July 15, 2009

Harry Potter and the Half-Blood Pimp

**WARNING: This review contains spoilers like how Hans Gruber kills Dumbledore at time signature 2:13:55. Consider yourself warned.**

What can I say about the Harry Potter franchise that has not been said before? Most comments are pretty much summed up with this:

Although this Harry Potter film doesn't have nearly as much fake gold or phat rhymes, it is nevertheless quite similar. Harry Potter is rocking a harem of rather demure but foxy British girls, spends a lot of his time dodging the law, and spends even more time brewing potions that will fuck you up faster than an Alabama Speedball. Harry has moved into his sex, drugs and magic weapons phase.

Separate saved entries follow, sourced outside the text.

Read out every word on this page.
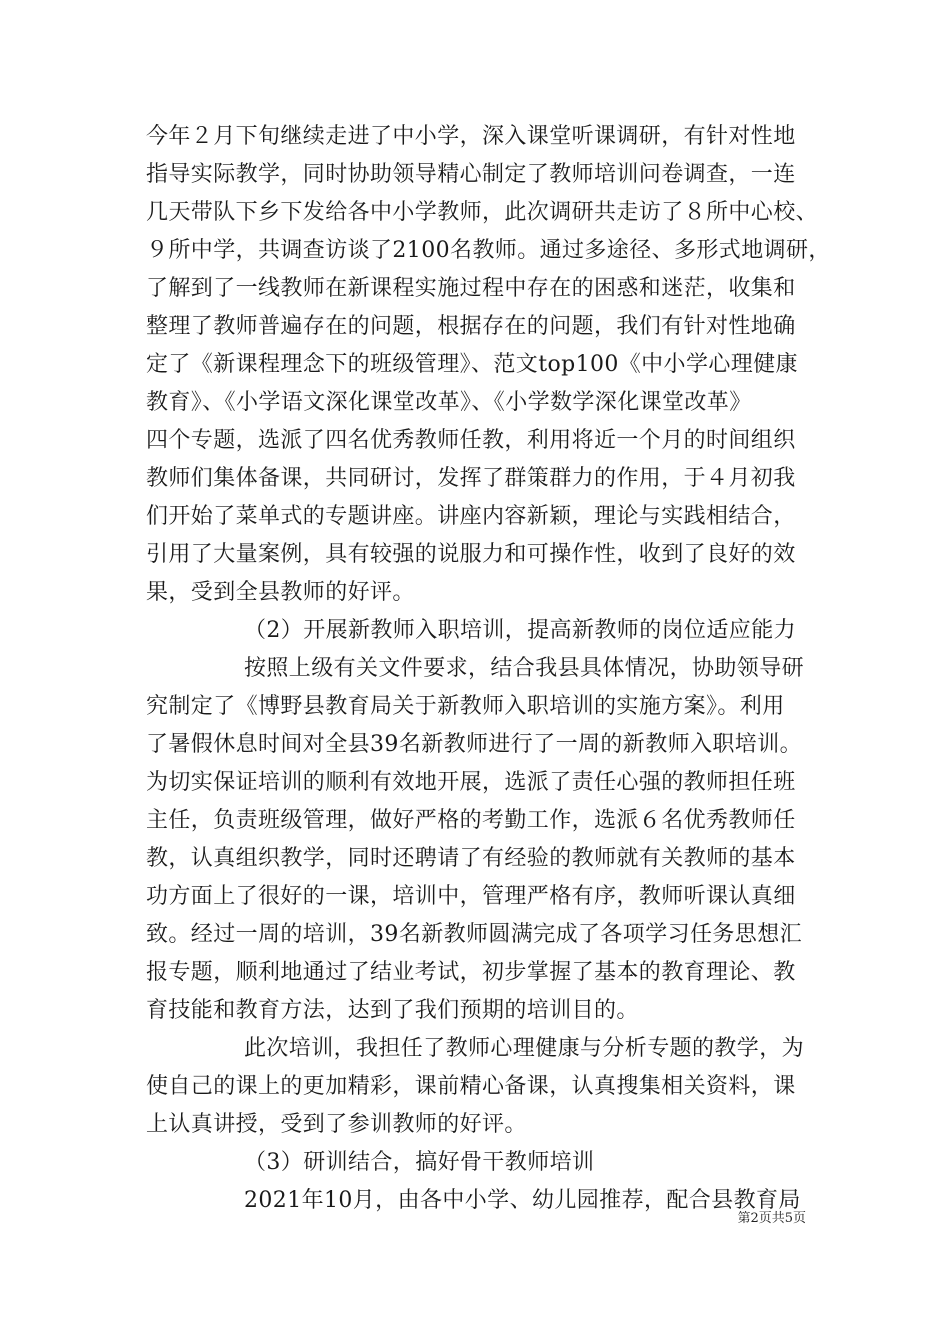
今年２月下旬继续走进了中小学，深入课堂听课调研，有针对性地
指导实际教学，同时协助领导精心制定了教师培训问卷调查，一连
几天带队下乡下发给各中小学教师，此次调研共走访了８所中心校、
９所中学，共调查访谈了2100名教师。通过多途径、多形式地调研，
了解到了一线教师在新课程实施过程中存在的困惑和迷茫，收集和
整理了教师普遍存在的问题，根据存在的问题，我们有针对性地确
定了《新课程理念下的班级管理》、范文top100《中小学心理健康
教育》、《小学语文深化课堂改革》、《小学数学深化课堂改革》
四个专题，选派了四名优秀教师任教，利用将近一个月的时间组织
教师们集体备课，共同研讨，发挥了群策群力的作用，于４月初我
们开始了菜单式的专题讲座。讲座内容新颖，理论与实践相结合，
引用了大量案例，具有较强的说服力和可操作性，收到了良好的效
果，受到全县教师的好评。
（2）开展新教师入职培训，提高新教师的岗位适应能力
按照上级有关文件要求，结合我县具体情况，协助领导研
究制定了《博野县教育局关于新教师入职培训的实施方案》。利用
了暑假休息时间对全县39名新教师进行了一周的新教师入职培训。
为切实保证培训的顺利有效地开展，选派了责任心强的教师担任班
主任，负责班级管理，做好严格的考勤工作，选派６名优秀教师任
教，认真组织教学，同时还聘请了有经验的教师就有关教师的基本
功方面上了很好的一课，培训中，管理严格有序，教师听课认真细
致。经过一周的培训，39名新教师圆满完成了各项学习任务思想汇
报专题，顺利地通过了结业考试，初步掌握了基本的教育理论、教
育技能和教育方法，达到了我们预期的培训目的。
此次培训，我担任了教师心理健康与分析专题的教学，为
使自己的课上的更加精彩，课前精心备课，认真搜集相关资料，课
上认真讲授，受到了参训教师的好评。
（3）研训结合，搞好骨干教师培训
2021年10月，由各中小学、幼儿园推荐，配合县教育局
第2页共5页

Everybody knew this film would be the biggest hit since George Lucas first masturbated into an old Kurosawa print. Nevertheless, even I was surprised by how HP rocked the house at the midnight showings. In P-town, Harry Potter and the Halfblood Prince had to compete with Dave Chapelle causing a drunken riot in Pioneer Square, but HP still managed to sell out all six midnight shows downtown and two theaters had to resort to 3 am showings to stem the mob. Due to the aforementioned drunken rioting, I was in those later shows.

It is first worth a note that Harry Potter and the Half Blood Prince is basically a three-hour drug odyssey... with magic! Harry finds a book allowing him to brew potent psychoactive beverages, so he brews up a batch of primo black tar heroin for professor Slughorn. Slughorn gives Harry a large vial of meth which comes in use way later, because soon after Ron accidentally overdoses on Harry's stash of Ecstasy. Slughorn tries to calm the tweaker down with barbiturates and alcohol, which turns out to be a bad idea because Ron almost dies, forcing Harry to save him with adrenaline shot. The first half of the movie is like the children's version of Requiem for a Dream, and the soundtrack is just as annoying and repetitive. Despite the fact that there is no White Castle, the filmmakers got one thing right: magical or not, boarding school is pretty much a sex-fueled drug binge filled with crazy professors, magical beasts and many, many sugary foods. (There are so many cakes, cookies, and bowls of ice cream in this movie that you'll swear the director had the munchies.)

But then if you wait until the second hour, there are Zombies. Zombies, Zombies, Zombies.

Harry and Dumbledore go to a hidden cave in order to destroy a lich box-- anybody who has read the book already knows that there is a whole army of deadites under the water and neither Harry or Dumble have the proper spell to turn their arms into chainsaws, so the anticipation before the undead mayhem is palpable. Before the Romero hordes make their move, Dumbledore drinks a lot of poison and is down for the count (we all know wizards can't succeed fortitude saves). The zombies finally attack when Harry gets an evil shell full of water so Dumbledore can chaise the poison (yeah, that ocean water is really going to help). Harry's boom stick soon runs out of ammo and things look grim, but Dumbledore apparently forgot to add in his level bonuses the first time, because he casts a fiery spell affectionately dubbed the "Maximus Pimpus" whose verbal component is ostensibly screaming "you shall not pass!" as if Ian McKellen owed you money.

Meanwhile in the faraway land of plot, nothing much really happens. Everybody seems to know that Draco needs to kill Dumbledore, and nobody really does anything to stop it. Harry spends most of the year desperately searching for plot only to find out that Dumbledore really knew most of the information Harry could have provided already and had been doing the cool stuff off-screen. The whole "destroy the lich boxes" thing doesn't come until almost 2 hours into the film. Harry and Ginnie have less screen chemistry than Edward and Bella, and Nevile and Lovegood are apparently only in the movie for contractual reasons-- their presence serves no point other than fan service. 

All in all, HP and the HP was terrifically enjoyable, if just for the hordes of screaming fans, opportunities for theater snark, and great-but-overused visual effects. Highly suggested.